On being a girl in a guy's world

Girl Geeks    2009-04-15

The question has been raised on many occasions: Why there aren't more women in the Python community, or even the programming community at large?

I have at least one answer: It's hard to trust that our colleagues are going to treat us as equals.

I'd like to be able to share in the camaraderie that my male counterparts enjoy. I'd like to be 'just one of the guys', so to speak. But all too often, lines are crossed and those friendships veer into uncomfortable territory.

When that happens, it leaves me wondering if I am actually accepted and respected as a fellow developer, or if the friendships that I think I have are based on something else entirely. Situations like that take a sledge hammer to my self-confidence. At best, they make me want to withdraw from having any social contact with the community; at worst, in the past they've made me consider leaving the technology world for a different career.

The easy solution, I suppose, would be to jettison my femininity. I could shamble around in crocs and flannel shirts.* I could stop wearing lipstick, throw away the mascara, donate all my heels to Goodwill. I could strip away any evidence that I am, in fact, female.

At least then I could be sure that I am taken seriously ... right?

But I wouldn't be happy with who I am then. I'm not willing to change myself at so fundamental a level, and I don't believe that I should have to.

So you see, it's a fine line that we women have to walk. And I don't have any easy solutions to propose. But maybe the topic bears some open, frank discussion. I can only say that I would feel a lot more comfortable if I could be sure that my friendships in the programming community were genuine, if I didn't have to spend time deflecting innuendo or worrying about the unintended subtext in every conversation.

I just, you know, wanna be one of the guys. In high heels.

* (That's a terrible stereotype, and for the record I have never met another female developer who actually did that, I'm just using the image for the sake of argument.)

I hope this post does generate some discussion - and now I am more sorry than ever that I never put in threaded comments.


Edited to add (April 27, 2009):

While there was a specific incident that prompted this post, I was really trying to address the much larger issues of misogyny and predation. In an effort not to call out any one person or situation, I was deliberately vague, even cliche, and I apologize for that. It left my words open to a lot of different interpretations - people judge opinions through the filter of their own experiences.

Now that the dust has settled a little, let me see if I can make my point more clear.

The question of how to get more women involved in the Python community came up several times at this most recent PyCon - both in Guido's keynote and in Ian Bicking's now-legendary presentation. There were the usual joking answers - "shower more often", "shave the beards" - but I think there might be some serious answers too. And maybe women are the only ones who can provide those answers, so I've been thinking about it for some time.

If you'd like to attract more women to the programming community, the first step is to stop doing things that push them away.
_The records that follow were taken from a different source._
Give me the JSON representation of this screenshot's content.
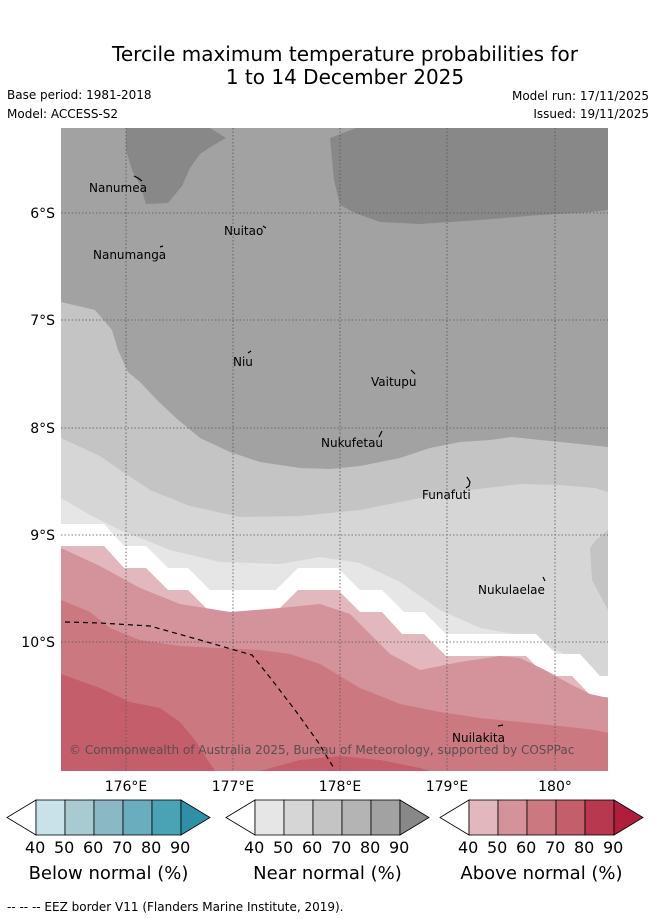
{
  "header": {
    "title_line1": "Tercile maximum temperature probabilities for",
    "title_line2": "1 to 14 December 2025",
    "base_period": "Base period: 1981-2018",
    "model": "Model: ACCESS-S2",
    "model_run": "Model run: 17/11/2025",
    "issued": "Issued: 19/11/2025"
  },
  "map": {
    "lat_labels": [
      "6°S",
      "7°S",
      "8°S",
      "9°S",
      "10°S"
    ],
    "lon_labels": [
      "176°E",
      "177°E",
      "178°E",
      "179°E",
      "180°"
    ],
    "places": [
      {
        "name": "Nanumea"
      },
      {
        "name": "Nuitao"
      },
      {
        "name": "Nanumanga"
      },
      {
        "name": "Niu"
      },
      {
        "name": "Vaitupu"
      },
      {
        "name": "Nukufetau"
      },
      {
        "name": "Funafuti"
      },
      {
        "name": "Nukulaelae"
      },
      {
        "name": "Nuilakita"
      }
    ],
    "copyright": "© Commonwealth of Australia 2025, Bureau of Meteorology, supported by COSPPac"
  },
  "colorbars": [
    {
      "title": "Below normal (%)",
      "ticks": [
        "40",
        "50",
        "60",
        "70",
        "80",
        "90"
      ],
      "colors": [
        "#ffffff",
        "#c9e2e9",
        "#a8cbd2",
        "#8ab8c5",
        "#6aadbf",
        "#4aa3b5",
        "#2e8fa6"
      ]
    },
    {
      "title": "Near normal (%)",
      "ticks": [
        "40",
        "50",
        "60",
        "70",
        "80",
        "90"
      ],
      "colors": [
        "#ffffff",
        "#e6e6e6",
        "#d6d6d6",
        "#c4c4c4",
        "#b4b4b4",
        "#a2a2a2",
        "#888888"
      ]
    },
    {
      "title": "Above normal (%)",
      "ticks": [
        "40",
        "50",
        "60",
        "70",
        "80",
        "90"
      ],
      "colors": [
        "#ffffff",
        "#e2b8be",
        "#d4929a",
        "#cc7880",
        "#c45e6a",
        "#b83850",
        "#b01e3c"
      ]
    }
  ],
  "footnote": "--  --  -- EEZ border V11 (Flanders Marine Institute, 2019)."
}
a) Friendships/relationships are one thing, but inappropriate attention is another, and you need to learn the difference. Unwelcome advances are more likely to repel women, not attract them. You're all math geniuses, figure that one out.

b) Stop insisting that we need to be more like men. We are who we are, each of us an individual first, with some traits that are masculine and some that aren't. The high heels I mentioned were largely metaphorical - I maintain my right to continue to be as feminine as I please and still write code. To those of you suggesting that we 'man up' - so you don't actually want more women around? What is it you want then - men in dresses?